As training goes on, this range slowly converges to the actual range. As @kmkolasinski mentioned, ~1000 steps. And the QAT accuracy goes up.

However, when converting to TFLite, these same ranges are used which are used in QAT. So the TF and TFLite accuracy and values should be very close. QAT tries to emulate TFLite as closely as possible, and there shouldn't be such divergences.

We don't see it in our local tests either. For example, if you run quantize_functional_test, you'll see that the results for TF QAT and TFLite are the same.

There can be some subtle differences. We don't place FakeQuants after Softmax for instance since it hinders with convergence. There's a possibility that's happening, but I can't be sure of it. I'm trying to recreate the issue.

kmkolasinski commented 4 years ago

There is a chance that I'm doing something wrong, however It seems that I'm not the only one with this issue. You can check much bigger model than the one used in the quantize_functional_test. I have encountered this issue with MobileNetV2. When models get bigger the errors between emulated quantization and the real one will accumulate.

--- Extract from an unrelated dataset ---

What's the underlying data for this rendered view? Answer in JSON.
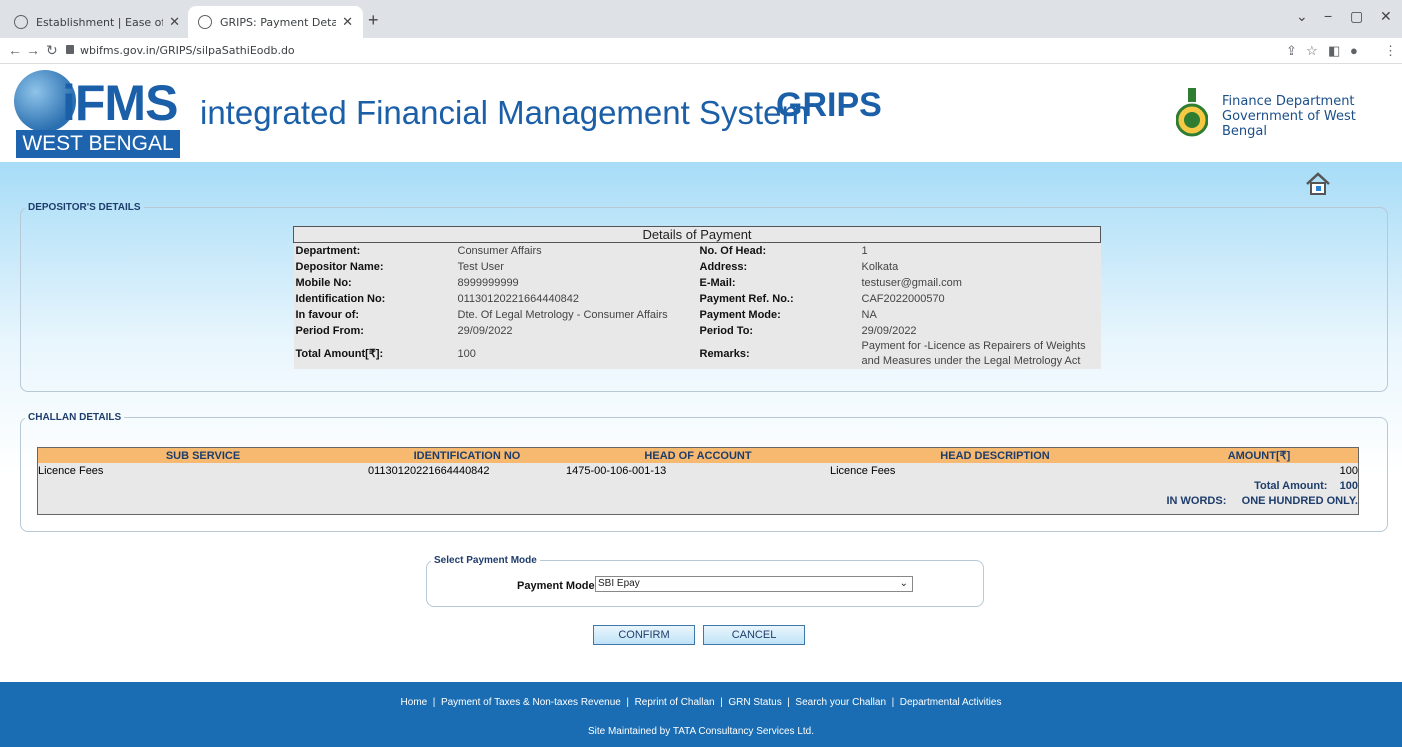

nutsiepully commented 4 years ago

We've found the issue. One of the quantized kernel activation ranges had a problem, but was getting hidden when the range has converged.

We'll have a fix out soon. tf-nightly should have it.

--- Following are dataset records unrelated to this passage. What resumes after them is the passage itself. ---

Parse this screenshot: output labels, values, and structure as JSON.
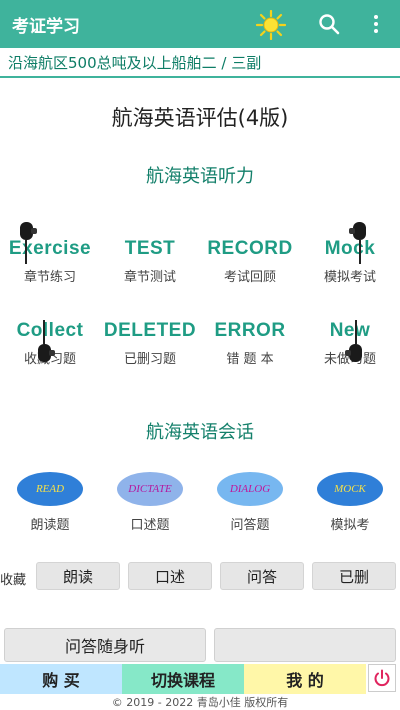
{
  "appbar": {
    "title": "考证学习",
    "accent": "#3fb39c"
  },
  "subtitle": "沿海航区500总吨及以上船舶二 / 三副",
  "main_title": "航海英语评估(4版)",
  "listening": {
    "title": "航海英语听力",
    "items": [
      {
        "en": "Exercise",
        "zh": "章节练习"
      },
      {
        "en": "TEST",
        "zh": "章节测试"
      },
      {
        "en": "RECORD",
        "zh": "考试回顾"
      },
      {
        "en": "Mock",
        "zh": "模拟考试"
      },
      {
        "en": "Collect",
        "zh": "收藏习题"
      },
      {
        "en": "DELETED",
        "zh": "已删习题"
      },
      {
        "en": "ERROR",
        "zh": "错 题 本"
      },
      {
        "en": "New",
        "zh": "未做习题"
      }
    ]
  },
  "conversation": {
    "title": "航海英语会话",
    "items": [
      {
        "badge": "READ",
        "zh": "朗读题",
        "color": "#2f7fd8",
        "text_color": "#f4e04a"
      },
      {
        "badge": "DICTATE",
        "zh": "口述题",
        "color": "#8fb3ea",
        "text_color": "#b5179e"
      },
      {
        "badge": "DIALOG",
        "zh": "问答题",
        "color": "#77b7f0",
        "text_color": "#c0179a"
      },
      {
        "badge": "MOCK",
        "zh": "模拟考",
        "color": "#2f7fd8",
        "text_color": "#f4e04a"
      }
    ]
  },
  "favorites": {
    "label": "收藏",
    "buttons": [
      "朗读",
      "口述",
      "问答",
      "已删"
    ]
  },
  "actions": {
    "qa_listen": "问答随身听"
  },
  "tabs": [
    {
      "label": "购 买",
      "color": "#bfe6ff"
    },
    {
      "label": "切换课程",
      "color": "#86e8c8"
    },
    {
      "label": "我 的",
      "color": "#fff7a8"
    }
  ],
  "copyright": "© 2019 - 2022 青岛小佳 版权所有",
  "icons": {
    "sun": "sun-icon",
    "search": "search-icon",
    "menu": "more-vert-icon",
    "power": "power-icon",
    "earphone": "earphone-icon"
  }
}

nutsiepully commented 4 years ago

Thanks a lot for your help reporting and helping reproduce this issue. Would've been really hard to narrow down without the reproduction code.

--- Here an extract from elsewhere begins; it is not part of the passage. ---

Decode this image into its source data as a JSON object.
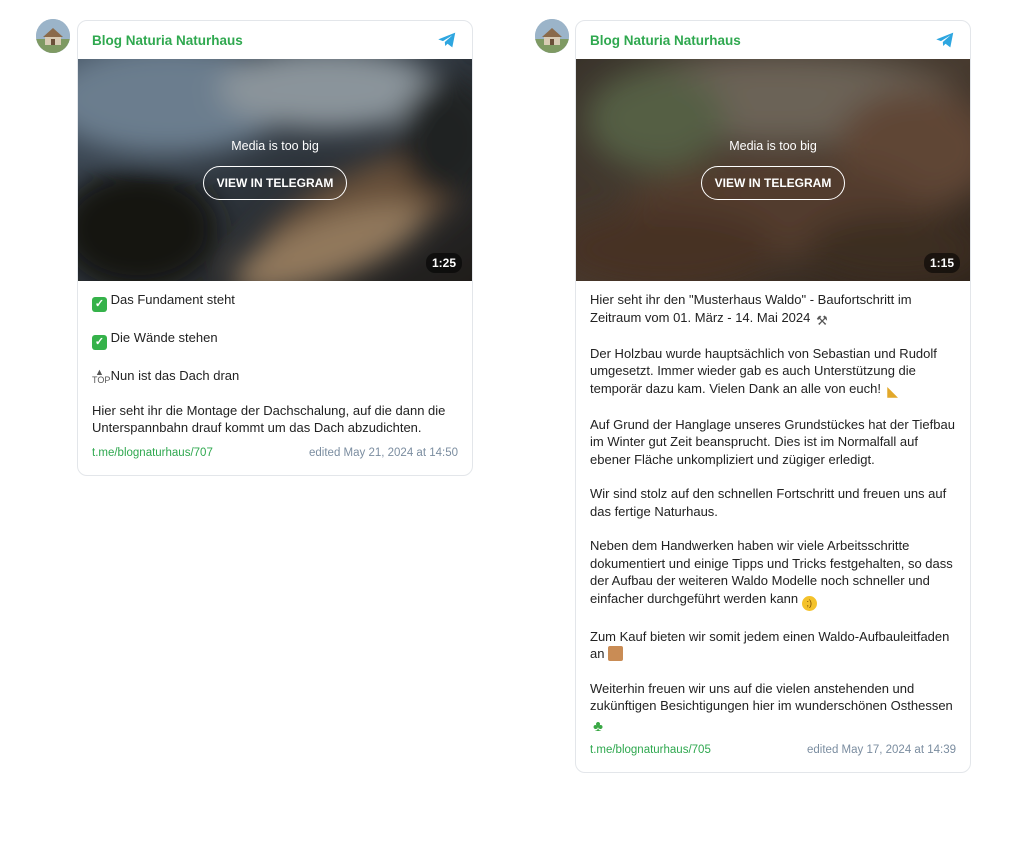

sayakpaul commented 4 years ago

@nutsiepully could you mention if there's any specific version of TensorFlow that would have the fix? Or should pip install tf-nightly should do it?

kmkolasinski commented 4 years ago

Cool thanks for feedback @nutsiepully ! I will check it today. Out of curiosity, was it some general issue or something related to MobileNet models or specific layer etc ?

@sayakpaul Yes, you can also use pip install tf-nightly --upgrade, but you need to uninstall regular TF first.

nutsiepully commented 4 years ago

@sayakpaul - tf-nightly should do it. the next version release will have it.

@kmkolasinski - I'll point out the commit here once it's in so you can see it. It was a general issue, with the DepthConv kernel implementation, which got triggered when ranges hadn't converged.

kmkolasinski commented 4 years ago

Thanks, it makes sense to me, few weeks ago I've switched to a custom ResNet model which does not have DepthConvs and I got better results.

sayakpaul commented 4 years ago

Thanks for letting me know. I will check and report back.

sayakpaul commented 4 years ago

@nutsiepully I can definitely see the improvement and this Colab Gist reproduces this.

Additionally, I worked on this report for folks to make the onboarding process for quantization a bit easier. It incorporates many of your suggestions as well. Happy to address any feedback.

Thank you so much for all your help :)

nutsiepully commented 4 years ago

Thanks a lot @sayakpaul. Really appreciate the feedback and the effort.

Thanks @kmkolasinski and @NobuoTsukamoto for the detailed bug reports and feedback. I'm closing the bug. Please reopen if you face any further issues.

@sayakpaul, the report is awesome! Great work, this explains the value of the tooling really well.

tarushbansal commented 8 months ago

Hi. I’m facing the same issue with MobileNetV3 where I see a large drop in accuracy in the TFLite model compared to the QAT Keras Model. I’m using Tensorflow version 2.15.0 and Tensorflow Model Optimization version 0.7.5. I had to refactor MobileNetV3 a little to make it compatible with QAT by using OnlyOutputQuantizeConfig for the Multiply layers (Moving Average Quantizer) and replacing the Add operations in Hard Sigmoid with Rescaling but I don’t think that should be the cause of this issue? Would appreciate any help. Thanks!

KBOUSTM commented 1 month ago

Hello @tarushbansal, I have the same issue. I'm using the last version of tfmot (0.8.0), i had to make the MobilenetV3 QAT friendly then i got a huge gap between the QAT model accuracy and tflite model accuracy. Did you find any solution to this issue? Thanks!